Me: It’s the genital mold you wanted.
Her: I said gelatin mold!
Me: *waddles away with pants around ankles*
colonel mustard’s first name is dijonathan
idk about you but I still remember what I was doing when I found out Kennedy had been shot: sitting at home, reading the JFK Wikipedia page
Science Teacher: outside these walls, there are bullies. but in the classroom, there is only science
[I smile and look into my microscope where an amoeba flips me off]
We can’t afford a Trump presidency. The money spent alone on hundreds of new White House door knobs for his wee-baby hands would bankrupt us
[first night in hell]
This isn’t so bad, really. I expected worse.[6 AM, waking up to every neighbor mowing their lawn]
ARE YOU KIDDING ME
“We’re not buying another toy until Mommy gets laid!” might not be the most appropriate thing to yell in ToysRUs.

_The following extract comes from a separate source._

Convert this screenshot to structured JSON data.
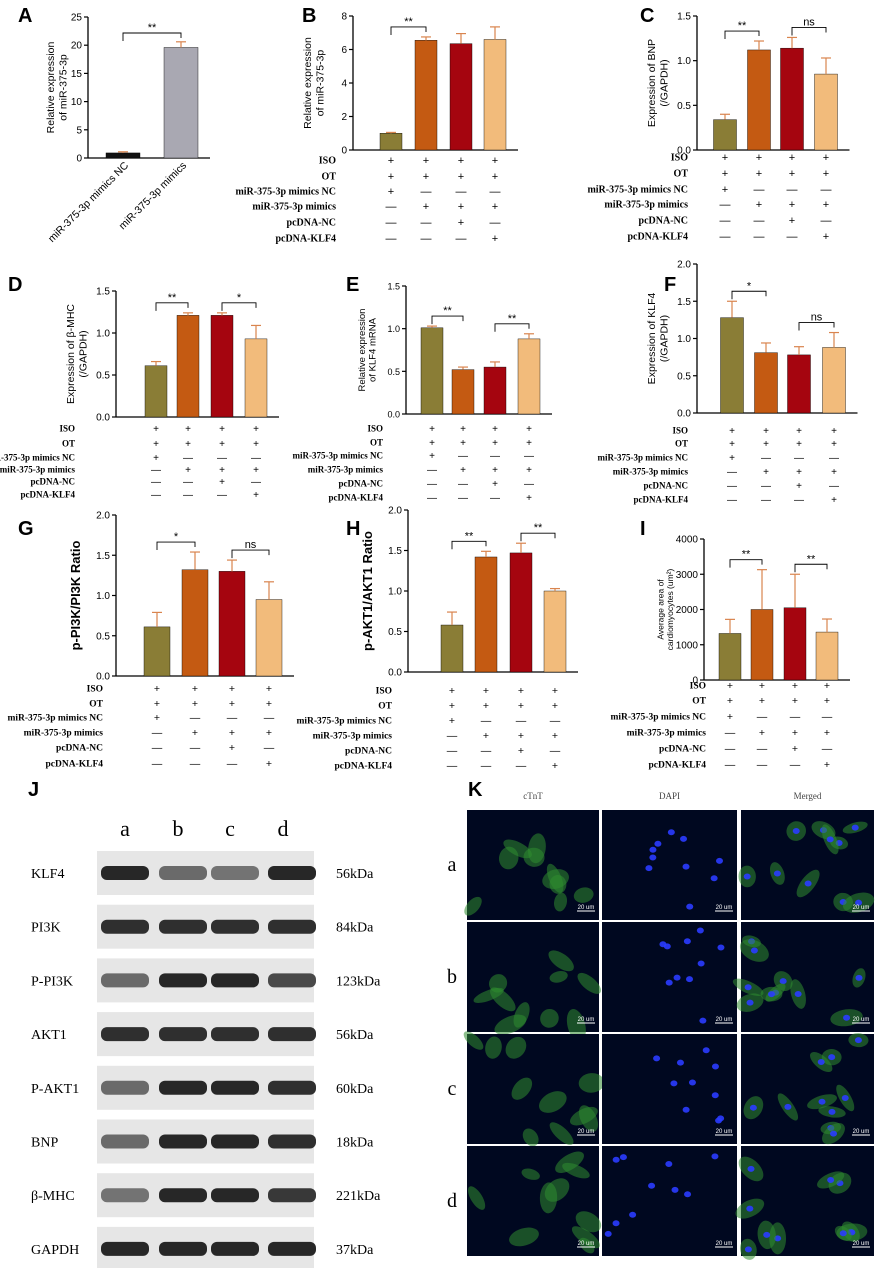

“Welcome to Panda Express”
“I’d like one panda”
“Sorry we don’t sell pand-”
*slips cashier $100*
“Meet me in the back alley in ten minutes”
7AM, Sunday: Just dropped the dog off at little league practice, walked the goldfish and flushed 8 down the toilet. I’ll get a new one so my kid doesn’t notice.
*takes sip of coffee* ..wait
TACOS DRINK A LOT BUT
Them: you have such a youthful face! What’s your secret?
me: *plucking an auburn hair and burning it in the eternal flame while muttering incantations* oh I just wash it with water
Thunder is fake. It doesn’t even sync up properly with lightning. There’s some guy who waits till he sees lightning and then he presses the thunder button.
Me high af: are you in line?
Mannequin:
Welcome to your forties, when you start saying things like “This store isn’t open yet? It’s almost 7am!”
Remember , for some unknown reason Santa doesn’t make batteries .
words that seem cool until you find out what they mean
– atrophy
– space bar
– supervision
– extraction
– dogmatic
I don’t know what it means, but my stomach just made a sound I once heard in the woods back in 1993.
I’m the kind of girl people don’t look twice at
Even when I hit them hard with a shopping trolley one, two, thr…
Yep, now he’s looking
Toddler: *crying bc it isn’t her turn with the princess crown*
Me: Sweetie, you need to share
Husband: Just give her the crown, you’re 35
You can tell A LOT about a Woman’s mood just by looking at her hands…
…for example…If she’s holding a gun? She’s probably pissed.
[casting call]
-have u acted before?
*shows VHS of me at a food court eating free samples like I might purchase the meal
-oh this guys good
bank website: you have one password attempt remaining before we kill your entire family
*Belle falls in love with Beast*
Everyone: STOCKHOLM SYNDROME!! Called it!
*Belle speaks to furniture*
Everyone: this is fine
Soft pretzels come one of two ways:
– no salt
– enough salt for ten miles of roadway before a snowstorm
Mixology students be like, “My mint leaf dissertation needs to slap.”
[fraud trial]
Lawyer: is it true these numbers are all fake?